動画だって高画質!LGの4K有機ELゲーミングモニター「32GX850A-B」を実力チェック
ゲーミングモニターといえば、ゲーム用途に設計されたモニターのこと。しかし、当然ながらその高い応答速度と再現性をゲームのみに使うことを強制されるわけではない。緻密なグラフィックを高フレームレートで描く性能を備えているのだから、PCモニターとしても高いパフォーマンスを発揮するはずだし、映画だって楽しめるはず。
それに、熱心なゲーマーがすべての時間をゲームプレイに費やしているわけではない。YouTubeでゲームの情報を仕入れることもあるだろうし、VODサービスで話題のドラマを見ることもあるだろう。その点からすると、部屋に何台も置けない大きさなだけに、暗に「1台数役」が求められるデバイスなのだ。
ここに紹介するLGエレクトロニクスの4K有機ELゲーミングモニター「32GX850A-B」は、まさに「1台数役」のモニターだ。ゲームだけでなくPCモニターとして、ネット動画観賞用として存分に活躍できる下地がある。本稿では、32GX850A-Bが有する映像コンテンツの再生能力を中心に、その実力を検証する。
有機ELパネルにマイクロレンズアレイを加え、グレアコーティングも搭載
レビューに入る前に、32GX850A-Bの特徴を紹介しておこう。パネルは有機ELグレアディスプレイ「LG UltraGear OLED」で解像度は4K(3,840×2,160)対応、応答速度0.03ms(GTG)にリフレッシュレートは4K/165Hz、フルHD/330Hzと、仕様はゲーミングモニターとしてかなり高い水準といえる。

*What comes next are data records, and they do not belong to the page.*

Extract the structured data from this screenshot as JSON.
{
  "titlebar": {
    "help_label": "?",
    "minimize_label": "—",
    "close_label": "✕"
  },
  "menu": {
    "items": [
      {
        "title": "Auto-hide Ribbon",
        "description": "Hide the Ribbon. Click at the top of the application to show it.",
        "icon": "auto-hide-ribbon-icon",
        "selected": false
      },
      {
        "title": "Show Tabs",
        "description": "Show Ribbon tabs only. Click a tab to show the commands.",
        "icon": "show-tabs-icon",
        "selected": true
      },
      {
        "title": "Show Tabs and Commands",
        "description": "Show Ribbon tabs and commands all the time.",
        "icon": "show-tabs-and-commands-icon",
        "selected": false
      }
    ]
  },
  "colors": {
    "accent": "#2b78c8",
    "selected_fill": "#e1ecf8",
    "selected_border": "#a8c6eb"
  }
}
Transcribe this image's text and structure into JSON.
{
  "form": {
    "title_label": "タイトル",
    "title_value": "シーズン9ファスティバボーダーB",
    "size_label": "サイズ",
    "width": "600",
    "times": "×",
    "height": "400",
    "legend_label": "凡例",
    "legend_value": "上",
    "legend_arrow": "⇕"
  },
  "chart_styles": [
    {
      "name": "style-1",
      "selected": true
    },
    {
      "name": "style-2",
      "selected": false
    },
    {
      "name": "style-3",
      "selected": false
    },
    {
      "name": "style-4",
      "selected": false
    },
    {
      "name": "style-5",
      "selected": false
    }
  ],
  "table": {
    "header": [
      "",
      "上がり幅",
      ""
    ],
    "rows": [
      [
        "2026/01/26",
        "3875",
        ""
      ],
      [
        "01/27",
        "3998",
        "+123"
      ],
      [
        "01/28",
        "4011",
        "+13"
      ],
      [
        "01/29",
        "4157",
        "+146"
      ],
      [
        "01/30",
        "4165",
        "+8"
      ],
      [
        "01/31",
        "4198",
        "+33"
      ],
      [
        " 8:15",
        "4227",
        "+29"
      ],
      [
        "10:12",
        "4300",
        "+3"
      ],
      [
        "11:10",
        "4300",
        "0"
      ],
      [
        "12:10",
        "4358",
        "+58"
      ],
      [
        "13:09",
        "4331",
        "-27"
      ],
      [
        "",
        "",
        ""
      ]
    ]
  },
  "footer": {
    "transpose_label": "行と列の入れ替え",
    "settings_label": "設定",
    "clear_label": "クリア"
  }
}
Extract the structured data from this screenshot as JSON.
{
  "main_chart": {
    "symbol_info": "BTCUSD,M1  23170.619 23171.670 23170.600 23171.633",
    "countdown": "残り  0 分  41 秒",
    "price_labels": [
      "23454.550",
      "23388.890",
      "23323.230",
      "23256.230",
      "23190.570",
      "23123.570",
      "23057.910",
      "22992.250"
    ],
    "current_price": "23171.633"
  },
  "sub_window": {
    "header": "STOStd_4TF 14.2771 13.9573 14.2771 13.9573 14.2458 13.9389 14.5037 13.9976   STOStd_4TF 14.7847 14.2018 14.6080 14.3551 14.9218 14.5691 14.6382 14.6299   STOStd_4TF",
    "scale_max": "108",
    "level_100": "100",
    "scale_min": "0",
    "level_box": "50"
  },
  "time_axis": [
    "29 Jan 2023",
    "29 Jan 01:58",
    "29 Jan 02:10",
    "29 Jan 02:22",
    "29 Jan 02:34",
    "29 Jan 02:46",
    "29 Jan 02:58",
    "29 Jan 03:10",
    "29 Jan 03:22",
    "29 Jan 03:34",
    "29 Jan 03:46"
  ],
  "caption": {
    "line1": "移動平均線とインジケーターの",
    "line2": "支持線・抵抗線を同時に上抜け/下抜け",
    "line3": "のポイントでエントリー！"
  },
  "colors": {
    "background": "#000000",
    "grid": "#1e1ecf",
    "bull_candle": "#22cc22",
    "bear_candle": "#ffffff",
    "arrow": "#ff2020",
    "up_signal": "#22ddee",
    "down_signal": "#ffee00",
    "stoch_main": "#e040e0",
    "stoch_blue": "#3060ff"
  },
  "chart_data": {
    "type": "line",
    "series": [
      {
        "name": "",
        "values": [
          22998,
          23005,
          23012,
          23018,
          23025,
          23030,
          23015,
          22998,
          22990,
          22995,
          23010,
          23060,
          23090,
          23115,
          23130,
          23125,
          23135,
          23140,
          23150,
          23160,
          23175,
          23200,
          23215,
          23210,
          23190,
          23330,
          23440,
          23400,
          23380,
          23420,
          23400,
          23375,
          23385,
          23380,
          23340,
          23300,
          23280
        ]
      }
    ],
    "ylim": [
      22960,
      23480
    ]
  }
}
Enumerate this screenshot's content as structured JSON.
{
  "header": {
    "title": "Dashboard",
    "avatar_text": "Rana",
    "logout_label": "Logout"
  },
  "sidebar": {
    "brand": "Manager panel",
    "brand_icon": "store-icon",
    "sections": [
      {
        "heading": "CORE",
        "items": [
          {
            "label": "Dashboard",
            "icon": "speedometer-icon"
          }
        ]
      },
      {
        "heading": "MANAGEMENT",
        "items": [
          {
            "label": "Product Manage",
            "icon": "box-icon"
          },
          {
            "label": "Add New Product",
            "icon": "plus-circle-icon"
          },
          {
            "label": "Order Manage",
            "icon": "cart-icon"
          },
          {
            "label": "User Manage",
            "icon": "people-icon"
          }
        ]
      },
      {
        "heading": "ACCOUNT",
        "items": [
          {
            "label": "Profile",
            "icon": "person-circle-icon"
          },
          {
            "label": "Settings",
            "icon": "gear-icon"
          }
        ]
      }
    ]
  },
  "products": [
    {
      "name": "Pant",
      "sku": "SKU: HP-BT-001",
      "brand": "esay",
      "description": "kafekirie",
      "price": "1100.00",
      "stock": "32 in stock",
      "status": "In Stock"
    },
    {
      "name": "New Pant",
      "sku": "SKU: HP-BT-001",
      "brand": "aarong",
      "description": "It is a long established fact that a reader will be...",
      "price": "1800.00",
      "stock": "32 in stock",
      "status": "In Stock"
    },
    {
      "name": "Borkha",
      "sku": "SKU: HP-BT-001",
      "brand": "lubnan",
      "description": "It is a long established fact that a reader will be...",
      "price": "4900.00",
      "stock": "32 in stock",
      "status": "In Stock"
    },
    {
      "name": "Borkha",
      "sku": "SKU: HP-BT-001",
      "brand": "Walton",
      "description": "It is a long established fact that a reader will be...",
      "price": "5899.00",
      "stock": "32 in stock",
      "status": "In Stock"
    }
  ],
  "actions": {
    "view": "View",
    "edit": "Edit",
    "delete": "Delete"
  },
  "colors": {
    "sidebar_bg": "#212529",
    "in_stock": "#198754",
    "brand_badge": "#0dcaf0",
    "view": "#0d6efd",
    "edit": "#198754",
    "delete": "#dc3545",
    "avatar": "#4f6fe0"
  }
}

特筆すべきは「LG UltraGear OLED」の特性だ。その基盤技術といえるマイクロレンズアレイは、わずか5.9μmという微細なレンズを1ピクセルあたり800個以上配置することで光の効率的な出力が可能になり、輝度が前世代パネルより30%向上したという。
ピーク輝度1,300nitsという明るさとDCI-P3を98.5%カバーという色域の広さは、動画再生のクオリティ向上に寄与するはず。1,500,000:1という圧倒的なコントラスト比も、映画のようなコンテンツで力を発揮することだろう。表面にグレアコーティングが施されていることも、引き締まった黒の再現という点で有利だ。
4辺フレームレス・31.5型のサイズ感や可動域の広い角度調整もポイント
個人用にちょうどいい大きさもポイント。31.5型で4辺フレームレス、スタンドは5角形で安定性がある割に設置スペースが少なく、机の上にすっきり置ける。110mmの高さ調整にくわえ、−8゚ - +15°のチルト、左右30゚のスイベル、右90゚回転のピボットに対応するから、着座位置に応じて自由自在に使えるところもいい。
メンテナンス機能も充実。OLEDパネルで発生することがある焼付き予防のスクリーンセーバーにくわえ、残像を電圧調整により補正/解消するピクセルクリーニング機能が用意されているから安心だ。表示性能を長く維持するための、OLEDを知悉したLGならではの心配りといえるだろう。
細かな質感の描写力からHDRの高輝度感までリアリティ高く表現する
32GX850A-Bの視聴には、HDMI接続したストリーミングデバイスを利用した。今回は「Apple TV 4K」を選択したが、NetflixやYouTubeなどの4K対応動画アプリを利用できるデバイスであれば、「Fire TV Stick 4K」のようなHDMIドングルでも同等のクオリティを確保できるはずだ。なお、音声は有線接続のヘッドホンで聴取している。
最初に視聴したのは、Netflixオリジナルの『ウィッチャー』。ダーク・ファンタジーらしい陰鬱な雰囲気が映像のそこかしこに漂う、アクションRPGゲームでも知られる人気シリーズだ。4K/Dolby Visionで配信されており、32GX850A-Bの描画性能を引き出せると判断した。
シーズン1・第1話冒頭の戦闘シーンは、「LG UltraGear OLED」の描写力が存分に発揮される。主人公・ゲラルドとクモ状生物の戦いは薄暗い沼地で行われるのだが、周囲に生える枯れ木の遠近感、手前にある堆積した落ち葉の質感が細かく描写され、黒つぶれした印象がない。
モノクロかと思わせるほど色彩に乏しい映像の中にも、OLEDならではのコントラストを見て取ることができ、ダークな雰囲気の中にリアルさを醸し出す。続く村の居酒屋のシーンも同様に暗いが、テーブルに置かれたロウソクの灯りはあくまで眩しく、HDRならではの高輝度感が印象に強く刻まれる。